Voilà une bien triste nouvelle que d’apprendre le décès de Madame Camille Lacoste-Dujardin. Elle faisait partie de ces êtres que l’on souhaiterait voir vivre éternellement. Par ses travaux, qui jettent la lumière sur notre culture dans nos cœurs et dans celui des générations successives qui suivront, elle restera immortelle.

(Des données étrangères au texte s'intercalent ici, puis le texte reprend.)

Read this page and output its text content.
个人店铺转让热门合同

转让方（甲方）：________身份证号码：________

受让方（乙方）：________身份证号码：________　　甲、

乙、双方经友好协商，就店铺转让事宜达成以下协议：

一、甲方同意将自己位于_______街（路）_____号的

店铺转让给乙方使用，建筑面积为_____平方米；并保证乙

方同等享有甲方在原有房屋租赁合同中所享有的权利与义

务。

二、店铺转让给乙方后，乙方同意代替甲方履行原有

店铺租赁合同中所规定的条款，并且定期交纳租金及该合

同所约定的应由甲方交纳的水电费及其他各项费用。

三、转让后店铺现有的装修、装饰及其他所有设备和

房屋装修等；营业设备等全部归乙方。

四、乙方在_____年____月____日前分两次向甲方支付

Spécialiste de la culture de la Kabylie, de nombreux ouvrages et articles témoignent de la maîtrise qu’elle avait à la fois de la culture ancestrale, dont elle a su déceler le fonctionnement à travers le conte, et de la culture contemporaine, dont les multiples observations lui ont permis de décrypter le moindre soubresaut qui a secoué la société kabyle durant ces soixante dernières années.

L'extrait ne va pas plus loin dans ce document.